De acordo com a Andrighi, quem decide se “a situação concreta de enfermidade do paciente” está adequada ao tratamento conforme as indicações da bula é o médico. “Autorizar que a operadora negue o tratamento sob a justificativa de que a indicação não está contida na bula representa inegável ingerência na ciência médica, em odioso e inaceitável prejuízo ao paciente enfermo”, afirmou.
Além de ser obrigada a fornecer o remédio, a operadora terá que pagar R$ 2.500 em danos morais.
A questão dos medicamentos off label também está sendo analisada pela 4ª Turma do STJ. Em junho, o julgamento do REsp 1729566/SP – que está empatado – foi interrompido por pedido de vista do ministro Marco Buzzi. No caso, uma beneficiária do plano de saúde Care Plus Medicina Assistencial teve negada a cobertura do remédio Interferon Peguilado Alfa (Pegasys) – indicado na bula para o tratamento de hepatite crônica B ou C e coinfecção HCV-HIV – para a terapia de trombocitemia essencial. É muito provável que a 4ª Turma decida de forma parecida à da 3ª Turma, obrigando as operadoras a fornecer o medicamento off label.
Desistência
O recurso foi julgado na terça-feira (28/8), após questão de ordem apresentada por Nancy Andrighi. Na última sexta-feira, a Amil havia apresentado pedido de desistência do julgamento sob a justificativa de que estaria fazendo um acordo com a beneficiária. A ministra, porém, entendeu o pedido de desistência como uma manobra da operadora para não ter um resultado desfavorável, “manipulando a jurisprudência” do STJ.

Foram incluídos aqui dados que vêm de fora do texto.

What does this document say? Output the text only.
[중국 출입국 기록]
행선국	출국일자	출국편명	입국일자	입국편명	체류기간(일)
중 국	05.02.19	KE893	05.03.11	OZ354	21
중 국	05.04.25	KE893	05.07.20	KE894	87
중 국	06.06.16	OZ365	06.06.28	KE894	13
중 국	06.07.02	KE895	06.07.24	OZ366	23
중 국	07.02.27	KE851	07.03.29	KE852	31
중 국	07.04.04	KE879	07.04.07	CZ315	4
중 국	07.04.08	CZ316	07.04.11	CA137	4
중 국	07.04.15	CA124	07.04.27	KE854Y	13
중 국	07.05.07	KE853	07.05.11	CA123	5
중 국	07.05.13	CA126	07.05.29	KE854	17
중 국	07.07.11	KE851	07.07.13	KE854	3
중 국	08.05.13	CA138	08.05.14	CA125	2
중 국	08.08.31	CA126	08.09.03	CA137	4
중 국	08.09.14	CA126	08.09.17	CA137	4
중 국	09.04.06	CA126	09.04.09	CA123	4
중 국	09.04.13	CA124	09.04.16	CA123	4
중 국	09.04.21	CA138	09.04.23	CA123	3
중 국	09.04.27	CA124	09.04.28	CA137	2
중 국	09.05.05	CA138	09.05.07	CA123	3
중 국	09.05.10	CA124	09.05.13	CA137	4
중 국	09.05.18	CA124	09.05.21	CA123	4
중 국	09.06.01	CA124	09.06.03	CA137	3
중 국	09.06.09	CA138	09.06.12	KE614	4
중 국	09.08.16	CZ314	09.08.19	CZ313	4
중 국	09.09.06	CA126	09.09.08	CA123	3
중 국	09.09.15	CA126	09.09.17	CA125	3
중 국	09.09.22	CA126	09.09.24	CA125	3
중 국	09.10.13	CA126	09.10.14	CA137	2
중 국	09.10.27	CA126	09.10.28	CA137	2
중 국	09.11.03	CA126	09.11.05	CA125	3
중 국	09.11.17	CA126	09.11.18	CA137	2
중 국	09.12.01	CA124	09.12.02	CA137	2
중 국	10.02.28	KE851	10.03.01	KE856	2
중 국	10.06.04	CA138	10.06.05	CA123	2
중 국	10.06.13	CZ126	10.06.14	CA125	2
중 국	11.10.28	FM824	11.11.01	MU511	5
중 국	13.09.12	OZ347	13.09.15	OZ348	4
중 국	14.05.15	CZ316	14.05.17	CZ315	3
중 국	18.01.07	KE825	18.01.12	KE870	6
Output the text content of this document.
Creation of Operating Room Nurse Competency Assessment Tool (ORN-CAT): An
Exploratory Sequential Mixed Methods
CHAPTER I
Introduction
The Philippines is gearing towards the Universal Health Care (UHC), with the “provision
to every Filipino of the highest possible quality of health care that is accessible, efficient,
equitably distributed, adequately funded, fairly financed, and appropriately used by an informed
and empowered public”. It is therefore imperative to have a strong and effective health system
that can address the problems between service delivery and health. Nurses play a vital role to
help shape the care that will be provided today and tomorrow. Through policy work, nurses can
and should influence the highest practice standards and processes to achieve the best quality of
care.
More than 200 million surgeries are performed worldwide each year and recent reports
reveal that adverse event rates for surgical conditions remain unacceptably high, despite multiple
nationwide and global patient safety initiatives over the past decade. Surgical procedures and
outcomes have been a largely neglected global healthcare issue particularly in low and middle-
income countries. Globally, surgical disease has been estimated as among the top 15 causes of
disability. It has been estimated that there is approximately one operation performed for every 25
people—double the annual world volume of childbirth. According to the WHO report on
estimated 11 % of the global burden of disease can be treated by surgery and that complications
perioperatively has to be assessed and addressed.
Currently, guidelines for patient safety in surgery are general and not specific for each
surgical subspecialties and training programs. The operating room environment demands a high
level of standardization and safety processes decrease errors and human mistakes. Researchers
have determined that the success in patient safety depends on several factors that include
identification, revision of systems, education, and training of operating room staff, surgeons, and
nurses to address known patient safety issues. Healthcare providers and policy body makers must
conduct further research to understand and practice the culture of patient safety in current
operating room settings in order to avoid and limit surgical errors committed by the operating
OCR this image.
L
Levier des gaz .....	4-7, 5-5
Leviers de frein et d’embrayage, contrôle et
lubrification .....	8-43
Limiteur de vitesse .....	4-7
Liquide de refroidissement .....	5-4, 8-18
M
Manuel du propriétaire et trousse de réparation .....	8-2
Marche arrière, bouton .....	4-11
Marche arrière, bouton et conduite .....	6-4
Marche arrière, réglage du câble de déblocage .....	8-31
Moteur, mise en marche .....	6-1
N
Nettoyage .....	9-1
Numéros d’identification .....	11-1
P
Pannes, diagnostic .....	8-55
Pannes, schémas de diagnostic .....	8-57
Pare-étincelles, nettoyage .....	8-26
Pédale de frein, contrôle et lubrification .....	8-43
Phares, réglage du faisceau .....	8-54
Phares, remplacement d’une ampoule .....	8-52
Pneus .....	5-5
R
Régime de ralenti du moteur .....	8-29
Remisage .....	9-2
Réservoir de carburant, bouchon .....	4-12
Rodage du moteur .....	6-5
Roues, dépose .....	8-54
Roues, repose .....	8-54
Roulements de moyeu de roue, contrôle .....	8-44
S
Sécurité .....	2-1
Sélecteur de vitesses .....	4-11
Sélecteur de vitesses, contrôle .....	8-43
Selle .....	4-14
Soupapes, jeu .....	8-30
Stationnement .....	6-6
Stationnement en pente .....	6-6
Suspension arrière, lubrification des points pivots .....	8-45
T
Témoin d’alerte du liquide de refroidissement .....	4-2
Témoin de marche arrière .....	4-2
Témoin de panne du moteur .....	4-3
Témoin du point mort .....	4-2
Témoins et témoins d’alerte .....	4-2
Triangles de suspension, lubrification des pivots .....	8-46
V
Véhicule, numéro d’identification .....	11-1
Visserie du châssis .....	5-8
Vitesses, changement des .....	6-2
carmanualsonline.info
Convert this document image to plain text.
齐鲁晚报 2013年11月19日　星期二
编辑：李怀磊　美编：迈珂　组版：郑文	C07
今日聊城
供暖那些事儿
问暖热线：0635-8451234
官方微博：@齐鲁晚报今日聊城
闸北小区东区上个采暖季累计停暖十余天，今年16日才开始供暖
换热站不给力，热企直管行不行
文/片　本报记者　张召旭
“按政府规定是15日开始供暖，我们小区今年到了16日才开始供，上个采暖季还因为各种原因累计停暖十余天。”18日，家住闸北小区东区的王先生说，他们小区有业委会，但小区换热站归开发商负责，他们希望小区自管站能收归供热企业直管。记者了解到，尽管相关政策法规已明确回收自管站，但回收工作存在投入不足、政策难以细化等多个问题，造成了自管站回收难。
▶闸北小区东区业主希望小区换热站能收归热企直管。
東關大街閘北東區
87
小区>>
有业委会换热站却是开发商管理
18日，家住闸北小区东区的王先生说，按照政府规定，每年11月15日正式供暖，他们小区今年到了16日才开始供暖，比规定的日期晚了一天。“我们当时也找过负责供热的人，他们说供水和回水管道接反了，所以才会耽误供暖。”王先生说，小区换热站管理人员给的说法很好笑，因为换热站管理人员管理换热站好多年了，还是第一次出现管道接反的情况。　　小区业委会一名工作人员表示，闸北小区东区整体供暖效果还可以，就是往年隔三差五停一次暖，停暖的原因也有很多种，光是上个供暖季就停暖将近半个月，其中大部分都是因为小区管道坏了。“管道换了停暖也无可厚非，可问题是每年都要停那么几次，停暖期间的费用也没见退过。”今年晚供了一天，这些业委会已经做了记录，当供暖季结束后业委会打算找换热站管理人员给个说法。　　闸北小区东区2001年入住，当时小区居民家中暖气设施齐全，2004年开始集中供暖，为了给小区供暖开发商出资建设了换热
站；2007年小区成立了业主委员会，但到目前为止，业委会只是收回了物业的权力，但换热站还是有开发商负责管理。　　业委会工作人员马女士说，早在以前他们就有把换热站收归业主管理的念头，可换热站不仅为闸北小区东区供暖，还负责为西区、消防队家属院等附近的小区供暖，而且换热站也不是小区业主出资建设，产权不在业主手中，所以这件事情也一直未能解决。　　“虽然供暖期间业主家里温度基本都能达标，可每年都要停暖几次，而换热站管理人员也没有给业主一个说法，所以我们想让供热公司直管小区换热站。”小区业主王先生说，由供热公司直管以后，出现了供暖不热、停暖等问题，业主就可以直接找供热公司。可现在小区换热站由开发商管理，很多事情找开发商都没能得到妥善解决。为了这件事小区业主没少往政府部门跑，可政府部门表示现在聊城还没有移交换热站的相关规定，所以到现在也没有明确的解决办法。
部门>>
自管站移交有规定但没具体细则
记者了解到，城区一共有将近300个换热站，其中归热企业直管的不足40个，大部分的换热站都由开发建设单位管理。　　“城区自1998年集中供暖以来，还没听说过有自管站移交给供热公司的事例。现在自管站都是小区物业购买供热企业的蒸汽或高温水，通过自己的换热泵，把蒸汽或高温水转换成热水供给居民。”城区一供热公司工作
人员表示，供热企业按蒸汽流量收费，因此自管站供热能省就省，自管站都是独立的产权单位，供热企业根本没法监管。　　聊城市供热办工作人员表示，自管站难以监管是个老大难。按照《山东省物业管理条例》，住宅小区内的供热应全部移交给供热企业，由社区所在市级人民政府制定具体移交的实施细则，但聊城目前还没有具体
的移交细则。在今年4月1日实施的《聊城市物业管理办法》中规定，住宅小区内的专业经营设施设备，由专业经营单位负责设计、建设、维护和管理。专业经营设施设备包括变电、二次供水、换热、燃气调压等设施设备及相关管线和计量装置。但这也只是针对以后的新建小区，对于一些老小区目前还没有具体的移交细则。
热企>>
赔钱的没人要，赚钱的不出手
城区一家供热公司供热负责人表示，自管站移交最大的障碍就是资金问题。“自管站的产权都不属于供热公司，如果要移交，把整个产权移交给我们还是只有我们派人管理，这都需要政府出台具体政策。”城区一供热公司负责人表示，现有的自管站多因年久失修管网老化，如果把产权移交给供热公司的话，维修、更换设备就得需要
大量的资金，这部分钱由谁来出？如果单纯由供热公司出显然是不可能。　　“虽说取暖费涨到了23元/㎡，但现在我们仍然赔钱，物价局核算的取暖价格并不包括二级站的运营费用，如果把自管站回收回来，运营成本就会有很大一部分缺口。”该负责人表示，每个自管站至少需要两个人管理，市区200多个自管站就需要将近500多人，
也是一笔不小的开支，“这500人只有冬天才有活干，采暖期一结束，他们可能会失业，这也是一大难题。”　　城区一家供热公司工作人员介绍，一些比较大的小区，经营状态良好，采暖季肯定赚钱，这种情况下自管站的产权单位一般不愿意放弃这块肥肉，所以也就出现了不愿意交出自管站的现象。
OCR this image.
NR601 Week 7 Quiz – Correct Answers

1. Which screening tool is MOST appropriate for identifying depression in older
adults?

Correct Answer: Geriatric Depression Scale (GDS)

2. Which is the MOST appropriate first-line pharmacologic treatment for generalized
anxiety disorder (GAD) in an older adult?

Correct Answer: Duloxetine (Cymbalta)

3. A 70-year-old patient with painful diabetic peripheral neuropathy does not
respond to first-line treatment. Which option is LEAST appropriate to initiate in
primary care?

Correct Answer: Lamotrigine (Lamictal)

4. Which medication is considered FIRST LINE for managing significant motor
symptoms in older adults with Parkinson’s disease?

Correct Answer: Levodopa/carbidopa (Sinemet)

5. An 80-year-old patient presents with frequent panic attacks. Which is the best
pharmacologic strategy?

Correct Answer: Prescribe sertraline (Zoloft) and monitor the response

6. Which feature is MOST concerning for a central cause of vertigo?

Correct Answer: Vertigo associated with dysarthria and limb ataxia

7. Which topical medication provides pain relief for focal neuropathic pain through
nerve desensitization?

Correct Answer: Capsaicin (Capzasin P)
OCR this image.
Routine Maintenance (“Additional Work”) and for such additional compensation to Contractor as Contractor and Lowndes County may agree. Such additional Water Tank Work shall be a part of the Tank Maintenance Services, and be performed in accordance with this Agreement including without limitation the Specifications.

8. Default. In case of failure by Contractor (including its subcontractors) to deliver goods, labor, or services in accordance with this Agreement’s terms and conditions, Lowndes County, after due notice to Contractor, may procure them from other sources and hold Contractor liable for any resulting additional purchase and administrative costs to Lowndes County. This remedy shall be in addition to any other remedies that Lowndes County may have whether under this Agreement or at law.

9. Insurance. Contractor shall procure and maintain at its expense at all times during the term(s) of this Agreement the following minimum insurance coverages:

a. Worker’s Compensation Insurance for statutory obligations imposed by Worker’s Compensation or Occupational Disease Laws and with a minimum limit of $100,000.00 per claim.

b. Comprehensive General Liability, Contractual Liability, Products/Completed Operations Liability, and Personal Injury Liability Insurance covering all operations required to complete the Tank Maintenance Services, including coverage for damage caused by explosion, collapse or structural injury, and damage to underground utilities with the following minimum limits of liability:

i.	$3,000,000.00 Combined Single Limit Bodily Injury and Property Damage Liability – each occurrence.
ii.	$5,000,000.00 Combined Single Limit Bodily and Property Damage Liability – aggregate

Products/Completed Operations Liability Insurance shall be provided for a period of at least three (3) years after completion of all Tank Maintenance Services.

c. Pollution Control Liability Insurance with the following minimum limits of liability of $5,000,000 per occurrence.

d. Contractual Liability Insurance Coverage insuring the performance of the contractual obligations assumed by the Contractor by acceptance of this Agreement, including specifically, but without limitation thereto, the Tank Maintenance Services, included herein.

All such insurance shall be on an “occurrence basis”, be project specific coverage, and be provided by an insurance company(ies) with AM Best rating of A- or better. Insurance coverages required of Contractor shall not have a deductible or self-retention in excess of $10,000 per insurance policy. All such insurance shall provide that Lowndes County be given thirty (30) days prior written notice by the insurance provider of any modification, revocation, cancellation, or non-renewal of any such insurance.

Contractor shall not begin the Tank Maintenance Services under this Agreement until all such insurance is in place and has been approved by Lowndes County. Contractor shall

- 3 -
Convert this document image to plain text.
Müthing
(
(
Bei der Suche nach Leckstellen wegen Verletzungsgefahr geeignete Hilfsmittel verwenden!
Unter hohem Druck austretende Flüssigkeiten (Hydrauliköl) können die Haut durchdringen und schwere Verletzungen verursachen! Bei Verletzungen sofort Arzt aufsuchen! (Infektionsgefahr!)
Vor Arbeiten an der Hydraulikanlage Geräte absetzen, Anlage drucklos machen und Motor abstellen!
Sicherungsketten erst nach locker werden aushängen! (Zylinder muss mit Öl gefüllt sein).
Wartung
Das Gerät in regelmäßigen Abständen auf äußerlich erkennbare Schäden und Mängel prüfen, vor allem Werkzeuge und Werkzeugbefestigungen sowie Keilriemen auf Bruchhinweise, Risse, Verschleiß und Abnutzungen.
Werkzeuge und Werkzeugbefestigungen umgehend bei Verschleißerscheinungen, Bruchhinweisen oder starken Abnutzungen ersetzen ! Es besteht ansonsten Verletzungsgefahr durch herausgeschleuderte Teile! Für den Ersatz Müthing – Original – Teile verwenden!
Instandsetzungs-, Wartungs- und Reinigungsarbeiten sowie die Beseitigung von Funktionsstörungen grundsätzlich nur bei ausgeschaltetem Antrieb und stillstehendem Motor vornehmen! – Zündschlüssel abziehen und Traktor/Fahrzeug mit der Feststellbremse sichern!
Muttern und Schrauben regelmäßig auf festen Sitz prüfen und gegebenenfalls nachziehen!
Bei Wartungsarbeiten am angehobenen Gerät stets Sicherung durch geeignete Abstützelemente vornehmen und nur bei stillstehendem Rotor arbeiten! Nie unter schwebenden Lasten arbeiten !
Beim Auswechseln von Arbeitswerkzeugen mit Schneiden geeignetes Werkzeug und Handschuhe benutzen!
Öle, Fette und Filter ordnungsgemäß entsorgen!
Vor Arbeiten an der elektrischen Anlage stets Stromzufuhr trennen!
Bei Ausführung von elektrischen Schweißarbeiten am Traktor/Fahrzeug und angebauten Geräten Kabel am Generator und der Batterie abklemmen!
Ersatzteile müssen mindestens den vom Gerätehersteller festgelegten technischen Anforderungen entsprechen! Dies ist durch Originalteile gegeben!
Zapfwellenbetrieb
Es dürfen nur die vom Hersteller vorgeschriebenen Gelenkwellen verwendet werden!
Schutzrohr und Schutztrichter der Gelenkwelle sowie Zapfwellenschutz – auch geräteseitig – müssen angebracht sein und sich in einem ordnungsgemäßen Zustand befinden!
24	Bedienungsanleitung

Apontando para a grande relevância do tema, a relatora se amparou numa leitura ampliada do artigo 998 do novo Código de Processo Civil, segundo o qual “a desistência do recurso não impede a análise de questão cuja repercussão geral já tenha sido reconhecida e daquela objeto de julgamento de recursos extraordinários ou especiais repetitivos”. Ela foi seguida pela maioria dos colegas. Apenas o ministro Ricardo Cueva votou contra, por entender que o texto literal do CPC deveria ser respeitado.